Dopo il memoir «I formidabili Frank», Michael Frank torna ad indagare con «Quello che manca» (Einaudi, 368 pagine, 20 euro) i legami e le relazioni amorose, ora sempre più pronte a giocarsi le proprie occasioni su terreni nuovi e spesso scivolosi che la famiglia non può più contenere, ma in ogni caso accogliere o respingere a seconda di quanto i suoi componenti siano di volta in volta in grado di riconoscersi nuovamente al suo interno dilatandolo. Tradotto al solito splendidamente da Federica Aceto, vera e propria voce italiana di Michael Frank, «Quello che manca», oltre che essere il primo vero romanzo dello scrittore e saggista newyorchese (amante dell’Italia tanto da vivere per lunghi periodi all’anno in Liguria), è un testo sulla riconoscibilità, meglio ancora sulla capacità di aprirsi alla diversità e all’imprevisto che si pone di fronte ai suoi protagonisti in luoghi sconosciuti, come succede a Firenze, o resi di volta in volta inediti da nuovi incontri, come avviene al ritorno dei tre protagonisti in una New York da vivere con occhi nuovi.

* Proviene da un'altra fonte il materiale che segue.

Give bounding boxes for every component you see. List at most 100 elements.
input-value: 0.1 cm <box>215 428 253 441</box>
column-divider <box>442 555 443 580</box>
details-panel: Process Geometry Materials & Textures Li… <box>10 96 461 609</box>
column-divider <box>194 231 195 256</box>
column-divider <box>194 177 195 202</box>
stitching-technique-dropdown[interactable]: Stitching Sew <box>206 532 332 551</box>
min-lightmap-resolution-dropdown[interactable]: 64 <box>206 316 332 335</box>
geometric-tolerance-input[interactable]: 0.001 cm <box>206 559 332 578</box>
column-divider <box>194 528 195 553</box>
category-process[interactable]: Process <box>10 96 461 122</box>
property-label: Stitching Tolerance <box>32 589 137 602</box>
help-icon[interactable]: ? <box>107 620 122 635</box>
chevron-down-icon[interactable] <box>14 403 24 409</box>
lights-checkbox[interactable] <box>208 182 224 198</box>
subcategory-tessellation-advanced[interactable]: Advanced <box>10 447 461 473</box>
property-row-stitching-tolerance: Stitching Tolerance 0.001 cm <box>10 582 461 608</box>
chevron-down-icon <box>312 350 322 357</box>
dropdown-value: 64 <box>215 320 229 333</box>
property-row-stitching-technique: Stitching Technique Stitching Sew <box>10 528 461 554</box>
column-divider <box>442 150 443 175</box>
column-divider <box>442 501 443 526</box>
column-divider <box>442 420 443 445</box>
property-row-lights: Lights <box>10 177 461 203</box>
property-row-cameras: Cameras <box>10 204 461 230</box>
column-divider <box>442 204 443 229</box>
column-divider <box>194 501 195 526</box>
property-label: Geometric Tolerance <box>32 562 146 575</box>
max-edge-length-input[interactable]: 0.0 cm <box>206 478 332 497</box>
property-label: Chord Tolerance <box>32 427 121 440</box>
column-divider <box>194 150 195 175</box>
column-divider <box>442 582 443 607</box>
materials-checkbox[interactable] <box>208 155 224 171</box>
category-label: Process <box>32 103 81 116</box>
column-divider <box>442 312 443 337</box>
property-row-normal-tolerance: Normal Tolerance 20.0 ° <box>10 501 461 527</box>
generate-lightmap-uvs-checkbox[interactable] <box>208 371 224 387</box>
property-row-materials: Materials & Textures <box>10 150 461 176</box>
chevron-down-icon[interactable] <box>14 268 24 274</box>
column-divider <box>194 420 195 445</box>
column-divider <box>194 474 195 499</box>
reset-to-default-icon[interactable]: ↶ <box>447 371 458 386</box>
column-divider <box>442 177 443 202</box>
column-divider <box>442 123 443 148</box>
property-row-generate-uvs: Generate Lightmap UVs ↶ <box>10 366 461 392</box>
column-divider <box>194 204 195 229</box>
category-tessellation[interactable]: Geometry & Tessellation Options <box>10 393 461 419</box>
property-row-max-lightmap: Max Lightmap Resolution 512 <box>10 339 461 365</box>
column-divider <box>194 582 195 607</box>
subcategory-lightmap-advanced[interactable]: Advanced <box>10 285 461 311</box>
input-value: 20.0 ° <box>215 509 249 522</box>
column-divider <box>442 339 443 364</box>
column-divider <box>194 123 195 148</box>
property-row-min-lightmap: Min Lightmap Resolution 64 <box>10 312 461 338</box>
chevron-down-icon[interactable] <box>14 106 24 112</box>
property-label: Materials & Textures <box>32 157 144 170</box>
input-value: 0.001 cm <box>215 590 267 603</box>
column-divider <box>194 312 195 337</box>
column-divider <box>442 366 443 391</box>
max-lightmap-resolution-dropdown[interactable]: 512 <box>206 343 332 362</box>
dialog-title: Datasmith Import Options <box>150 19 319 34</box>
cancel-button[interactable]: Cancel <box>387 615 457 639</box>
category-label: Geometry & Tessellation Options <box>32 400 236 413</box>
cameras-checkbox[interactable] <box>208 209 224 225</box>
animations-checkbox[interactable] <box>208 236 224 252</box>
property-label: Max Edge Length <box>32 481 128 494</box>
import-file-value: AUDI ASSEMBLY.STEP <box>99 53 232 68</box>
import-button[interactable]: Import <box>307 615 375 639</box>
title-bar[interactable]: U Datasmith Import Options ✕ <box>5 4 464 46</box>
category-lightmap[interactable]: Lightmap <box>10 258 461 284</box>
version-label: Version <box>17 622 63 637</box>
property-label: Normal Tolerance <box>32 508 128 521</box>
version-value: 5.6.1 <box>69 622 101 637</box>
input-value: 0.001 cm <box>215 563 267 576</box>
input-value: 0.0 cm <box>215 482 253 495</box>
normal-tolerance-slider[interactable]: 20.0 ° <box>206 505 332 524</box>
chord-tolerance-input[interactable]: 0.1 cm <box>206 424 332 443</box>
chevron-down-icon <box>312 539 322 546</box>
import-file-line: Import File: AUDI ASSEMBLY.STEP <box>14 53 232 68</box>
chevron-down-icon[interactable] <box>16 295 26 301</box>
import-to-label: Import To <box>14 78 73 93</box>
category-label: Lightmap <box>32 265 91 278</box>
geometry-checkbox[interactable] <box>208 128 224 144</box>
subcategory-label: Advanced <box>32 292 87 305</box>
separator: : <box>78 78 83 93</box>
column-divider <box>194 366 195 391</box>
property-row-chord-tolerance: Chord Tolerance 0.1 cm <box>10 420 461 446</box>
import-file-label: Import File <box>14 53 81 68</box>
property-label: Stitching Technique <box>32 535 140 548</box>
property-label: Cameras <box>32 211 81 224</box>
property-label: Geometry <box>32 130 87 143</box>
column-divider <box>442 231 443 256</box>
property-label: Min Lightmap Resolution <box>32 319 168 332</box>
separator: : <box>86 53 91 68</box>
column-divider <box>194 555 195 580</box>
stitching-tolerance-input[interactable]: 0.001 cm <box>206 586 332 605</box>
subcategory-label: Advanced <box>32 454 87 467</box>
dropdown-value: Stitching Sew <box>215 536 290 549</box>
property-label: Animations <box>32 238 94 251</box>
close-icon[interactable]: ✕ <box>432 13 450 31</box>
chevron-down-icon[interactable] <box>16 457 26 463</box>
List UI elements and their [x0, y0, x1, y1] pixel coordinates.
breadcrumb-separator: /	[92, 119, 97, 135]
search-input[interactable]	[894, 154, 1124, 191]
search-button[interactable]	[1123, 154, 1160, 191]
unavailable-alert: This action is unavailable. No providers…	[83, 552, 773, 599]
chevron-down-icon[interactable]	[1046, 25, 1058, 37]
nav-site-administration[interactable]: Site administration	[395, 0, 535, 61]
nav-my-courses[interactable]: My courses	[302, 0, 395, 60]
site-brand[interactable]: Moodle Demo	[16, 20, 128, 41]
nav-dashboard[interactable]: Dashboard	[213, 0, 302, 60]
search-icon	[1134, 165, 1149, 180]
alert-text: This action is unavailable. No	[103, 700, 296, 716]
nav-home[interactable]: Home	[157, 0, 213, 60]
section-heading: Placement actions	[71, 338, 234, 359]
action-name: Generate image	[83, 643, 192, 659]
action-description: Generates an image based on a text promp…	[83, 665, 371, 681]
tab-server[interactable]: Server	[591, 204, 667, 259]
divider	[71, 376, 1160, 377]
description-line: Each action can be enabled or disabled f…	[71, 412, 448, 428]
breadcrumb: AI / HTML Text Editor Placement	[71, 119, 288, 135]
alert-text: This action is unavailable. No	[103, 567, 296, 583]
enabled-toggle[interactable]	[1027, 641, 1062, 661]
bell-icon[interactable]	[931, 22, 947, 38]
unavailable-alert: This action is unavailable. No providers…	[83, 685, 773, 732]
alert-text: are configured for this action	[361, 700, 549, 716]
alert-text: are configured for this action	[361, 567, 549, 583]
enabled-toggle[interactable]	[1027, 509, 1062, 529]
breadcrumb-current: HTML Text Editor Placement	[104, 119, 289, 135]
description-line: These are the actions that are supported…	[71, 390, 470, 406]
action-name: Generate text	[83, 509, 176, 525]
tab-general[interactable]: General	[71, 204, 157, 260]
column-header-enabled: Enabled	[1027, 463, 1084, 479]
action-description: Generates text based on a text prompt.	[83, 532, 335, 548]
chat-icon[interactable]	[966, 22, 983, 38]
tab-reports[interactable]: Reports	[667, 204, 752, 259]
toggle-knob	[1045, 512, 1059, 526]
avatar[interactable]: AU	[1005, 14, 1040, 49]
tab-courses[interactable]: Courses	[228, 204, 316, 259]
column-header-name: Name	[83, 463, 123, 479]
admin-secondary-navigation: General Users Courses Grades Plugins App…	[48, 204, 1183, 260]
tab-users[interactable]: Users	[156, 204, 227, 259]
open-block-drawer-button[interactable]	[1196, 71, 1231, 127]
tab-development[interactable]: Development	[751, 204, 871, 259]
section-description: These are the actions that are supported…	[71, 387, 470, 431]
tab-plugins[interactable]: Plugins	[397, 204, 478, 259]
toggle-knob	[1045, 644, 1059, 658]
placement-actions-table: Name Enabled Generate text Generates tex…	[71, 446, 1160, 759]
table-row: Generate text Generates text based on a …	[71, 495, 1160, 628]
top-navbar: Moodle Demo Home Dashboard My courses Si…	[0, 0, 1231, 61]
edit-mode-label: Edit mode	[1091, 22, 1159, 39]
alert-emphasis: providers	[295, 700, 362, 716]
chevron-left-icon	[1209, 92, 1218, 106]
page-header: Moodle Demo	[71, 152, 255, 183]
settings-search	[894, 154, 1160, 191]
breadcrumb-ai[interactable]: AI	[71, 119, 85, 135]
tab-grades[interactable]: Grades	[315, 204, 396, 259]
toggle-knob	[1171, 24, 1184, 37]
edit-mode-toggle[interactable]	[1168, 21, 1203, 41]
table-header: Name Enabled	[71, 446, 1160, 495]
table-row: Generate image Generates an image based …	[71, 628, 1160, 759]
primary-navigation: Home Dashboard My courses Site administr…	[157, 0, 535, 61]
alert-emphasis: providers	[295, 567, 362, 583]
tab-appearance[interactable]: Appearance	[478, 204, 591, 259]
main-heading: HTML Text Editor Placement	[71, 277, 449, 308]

Frank, con lingua morbida e a tratti estremamente seducente, dà così forma a quella che un tempo si sarebbe definita «una storia borghese», ma che oggi assume i contorni tipici della porosità sociale del nostro tempo dove tutto è a portata di mano e quindi tutto spesso ritorna sotto forme diverse: luoghi, sentimenti, amori. Le mancanze prendono così corpo come immagini mancate, come forme passate non più riproducibili. Il sentimento di mancanza diviene così un desiderio di futuro che per forza di cose produce novità e differenza. Se all’inizio il racconto ha i toni dolenti che risalgono dalle pagine come fumi di passati abbandoni, nel suo incedere si illumina di una luce che se a tratti spaventa apre nuove possibilità. «Quello che manca» è un libro scritto in un tempo pessimista che non prevede un futuro dato, ma se lo augura fortemente.